HR 36 Editorial

by Christina Thompson

When I was a graduate student in Australia I used to teach in a course we called “Humanizing the Engineers.” It was a big class, and a required one, and it was team-taught by a group of junior instructors in various humanities fields. For all these reasons it was never going to be a very memorable class, but what made it unique in my experience was the fact that the students talked right through the lectures. Twenty-five years later this still impresses me, though when I told my son the computer scientist this story he just laughed. What did I expect, he said, of engineers?

This is one of those cultural divides—like red states and blue states—that we all recognize as a caricature with a grain of truth. When there is plenty of everything to go around, it hardly matters that there are differing views about the value to society of the humanities and the arts. But in times of stress, such as those we are living through at the moment, the argument gets more heated. We saw this recently in the pages of the New York Times, where the claim that we cannot afford to squander society’s diminishing resources on esoteric subjects like philosophy was met with the counter argument that if we’d only spent a bit more time teaching philosophy we might not be teetering on the brink of bankruptcy now.

I don’t know whether this is strictly true, but I do know that it takes some courage to defend poetry and painting and historical scholarship at a time when everything is being reckoned in nickels and dimes. All around us cultural institutions are coming under enormous pressure and some are giving way. The troubles at Brandeis University’s Rose Art Museum are a clear sign of danger, while the recent announcement that Middlebury College has given the New England Review a two-year ultimatum sent shivers up the spine of many in the literary community. Harvard clearly has a role to play at such a moment, and it has been gratifying to see the president, Drew Faust, take this opportunity to reaffirm the university’s commitment to the arts and, by extension, the place of the arts and humanities in a world in which science and technology play an increasingly powerful role. Her strong stance on this issue has been enormously encouraging to all of us in the arts at Harvard and will, I think, stand out as a memorable act of leadership when we look back upon this time.

One common argument in defense of disciplines like art and literature is that they are vehicles of self-awareness and, as such, enable us to better understand ourselves, both as individuals and as a society. Looking back over this issue, I am amazed at how true this is of the pieces included here. Ruthann Robson examines our preconceptions about race and poverty from the point of someone who grew up white and poor. Nic Brown captures the tension between characters who are not exactly what they seem as a hurricane bears down upon an American city.
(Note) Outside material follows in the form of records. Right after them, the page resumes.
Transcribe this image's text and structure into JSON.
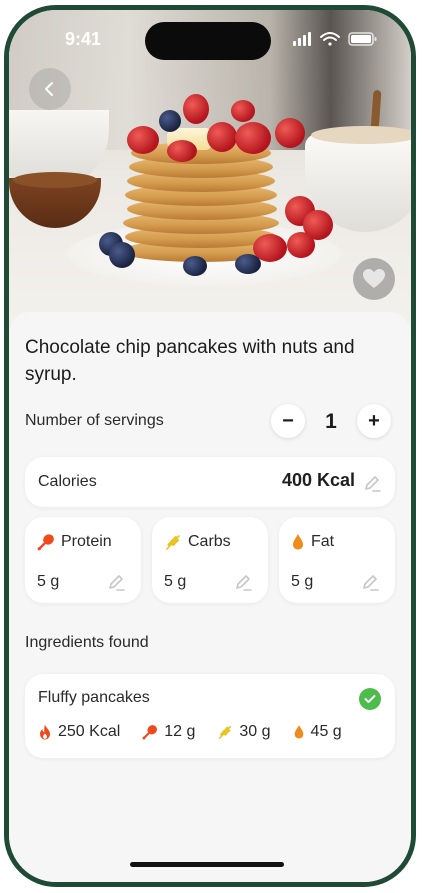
{
  "status_bar": {
    "time": "9:41"
  },
  "recipe": {
    "title": "Chocolate chip pancakes with nuts and syrup."
  },
  "servings": {
    "label": "Number of servings",
    "value": "1",
    "minus": "−",
    "plus": "+"
  },
  "calories": {
    "label": "Calories",
    "value": "400 Kcal"
  },
  "macros": [
    {
      "name": "Protein",
      "value": "5 g",
      "icon": "drumstick-icon",
      "color": "#f04a1c"
    },
    {
      "name": "Carbs",
      "value": "5 g",
      "icon": "wheat-icon",
      "color": "#e8c21c"
    },
    {
      "name": "Fat",
      "value": "5 g",
      "icon": "droplet-icon",
      "color": "#f08a18"
    }
  ],
  "ingredients": {
    "title": "Ingredients found",
    "items": [
      {
        "name": "Fluffy pancakes",
        "kcal": "250 Kcal",
        "protein": "12 g",
        "carbs": "30 g",
        "fat": "45 g",
        "checked": true
      }
    ]
  },
  "colors": {
    "accent_green": "#4cbc4a",
    "frame": "#1f4a36",
    "flame": "#f04a1c"
  }
}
And Barbara Hamby considers the web of intersecting obligations in a cross-cultural marriage in Hawai’i.

There are so many interesting interactions—even collisions—in these pages: Antonia Lloyd-Jones’s witty and irreverent take on English in a foreign land; or Terrance Hayes’s ruminations on what to do with Wallace Stevens; or Mahmoud Darwish’s chilling dramatic monologue, which suggests how different histories might imaginatively overlap. Interestingly, this idea of a palimpsest, or layered rewriting, is graphically explored by the artist Ann Hamilton. But not all collisions are primarily cultural, and some of the finest pieces in this issue concern the way we imagine ourselves as members of that smaller social unit, the family. Included in this group are Sherman Alexie’s charming poem about fatherhood, Kathryn Rhett’s heart-wrenching essay on the death of her sister-in-law, and highly accomplished stories by two relative newcomers, Aria Beth Sloss and Sarah A. Strickley.

These are the stories by which we know ourselves and without which we cannot hope to know each other—which is really what we were trying to communicate, all those years ago, to the budding engineers.